Orthorhombic Nb2O5-x for Durable High-Rate Anode of Li-Ion Batteries

Zichao Liu; Wujie Dong; Jianbo Wang; Chenlong Dong; Yue Lin; I-Wei Chen; Fuqiang Huang

doi:10.1016/j.isci.2019.100767

Orthorhombic Nb₂O_5-x for Durable High-Rate Anode of Li-Ion Batteries

iScience. 2020 Jan 24;23(1):100767. doi: 10.1016/j.isci.2019.100767. Epub 2019 Dec 12.

Authors

Zichao Liu¹, Wujie Dong², Jianbo Wang¹, Chenlong Dong¹, Yue Lin³, I-Wei Chen⁴, Fuqiang Huang⁵

Affiliations

¹ State Key Laboratory of Rare Earth Materials Chemistry and Applications, College of Chemistry and Molecular Engineering, Peking University, Beijing 100871, P. R. China.
² State Key Laboratory of High Performance Ceramics and Superfine Microstructures, Shanghai Institute of Ceramics, Chinese Academy of Sciences, Shanghai 200050, P. R. China.
³ Hefei National Laboratory for Physical Sciences at the Microscale, University of Science and Technology of China, Hefei, Anhui 230026, P. R. China.
⁴ Department of Materials Science and Engineering, University of Pennsylvania, Philadelphia, PA 19104, USA. Electronic address: iweichen@seas.upenn.edu.
⁵ State Key Laboratory of Rare Earth Materials Chemistry and Applications, College of Chemistry and Molecular Engineering, Peking University, Beijing 100871, P. R. China; State Key Laboratory of High Performance Ceramics and Superfine Microstructures, Shanghai Institute of Ceramics, Chinese Academy of Sciences, Shanghai 200050, P. R. China. Electronic address: huangfq@pku.edu.cn.

Abstract

Li₄Ti₅O₁₂ anode can operate at extraordinarily high rates and for a very long time, but it suffers from a relatively low capacity. This has motivated much research on Nb₂O₅ as an alternative. In this work, we present a scalable chemical processing strategy that maintains the size and morphology of nano-crystal precursor but systematically reconstitutes the unit cell composition, to build defect-rich porous orthorhombic Nb₂O_5-x with a high-rate capacity many times those of commercial anodes.

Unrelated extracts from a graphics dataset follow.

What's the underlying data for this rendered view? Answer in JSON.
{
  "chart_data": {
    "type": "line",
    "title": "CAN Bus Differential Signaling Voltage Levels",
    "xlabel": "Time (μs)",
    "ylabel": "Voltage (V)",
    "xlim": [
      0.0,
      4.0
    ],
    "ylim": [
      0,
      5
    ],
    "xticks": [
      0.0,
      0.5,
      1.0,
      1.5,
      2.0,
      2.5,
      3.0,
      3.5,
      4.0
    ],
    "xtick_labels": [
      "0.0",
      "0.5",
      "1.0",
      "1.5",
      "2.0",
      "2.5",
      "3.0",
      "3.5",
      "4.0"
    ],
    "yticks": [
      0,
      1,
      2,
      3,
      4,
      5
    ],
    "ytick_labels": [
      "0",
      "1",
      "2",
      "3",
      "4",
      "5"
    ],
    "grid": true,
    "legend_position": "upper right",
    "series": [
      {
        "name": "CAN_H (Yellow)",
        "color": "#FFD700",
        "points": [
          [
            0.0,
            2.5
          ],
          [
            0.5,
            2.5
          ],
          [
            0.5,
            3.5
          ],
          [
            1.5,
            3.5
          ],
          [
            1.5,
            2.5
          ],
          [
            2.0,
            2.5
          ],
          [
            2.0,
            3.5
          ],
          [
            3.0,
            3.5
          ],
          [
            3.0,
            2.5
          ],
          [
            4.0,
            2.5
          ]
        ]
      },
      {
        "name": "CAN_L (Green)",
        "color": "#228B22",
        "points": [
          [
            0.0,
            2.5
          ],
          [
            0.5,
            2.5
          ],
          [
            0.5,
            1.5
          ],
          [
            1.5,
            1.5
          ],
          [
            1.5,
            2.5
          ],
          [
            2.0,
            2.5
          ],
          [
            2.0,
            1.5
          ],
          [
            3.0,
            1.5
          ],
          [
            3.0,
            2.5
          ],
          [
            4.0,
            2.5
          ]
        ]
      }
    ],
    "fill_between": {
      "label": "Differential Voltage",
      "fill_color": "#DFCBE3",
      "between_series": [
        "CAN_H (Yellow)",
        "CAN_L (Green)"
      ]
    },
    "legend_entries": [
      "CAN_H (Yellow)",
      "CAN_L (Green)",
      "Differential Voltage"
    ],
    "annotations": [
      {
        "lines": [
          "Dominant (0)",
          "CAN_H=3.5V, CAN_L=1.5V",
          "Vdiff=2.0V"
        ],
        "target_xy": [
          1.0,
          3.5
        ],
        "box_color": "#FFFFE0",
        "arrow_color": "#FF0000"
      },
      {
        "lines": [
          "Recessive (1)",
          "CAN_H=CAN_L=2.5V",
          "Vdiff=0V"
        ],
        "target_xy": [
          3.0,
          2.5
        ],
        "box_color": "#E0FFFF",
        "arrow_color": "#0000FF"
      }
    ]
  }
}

The procedure includes etching, proton ion exchange, calcination, and reduction, and the resulting Nb₂O_5-x has a capacity of 253 mA h g^-1 at 0.5C, 187 mA h g^-1 at 25C, and 130 mA h g^-1 at 100C, with 93.3% of the 25C capacity remaining after cycling for 4,000 times. These values are much higher than those reported for Nb₂O₅ and Li₄Ti₅O₁₂, thanks to more available surface/sub-surface reaction sites and significantly improved fast ion and electron conductivity.

Keywords: Chemical Synthesis; Energy Materials; Energy Storage.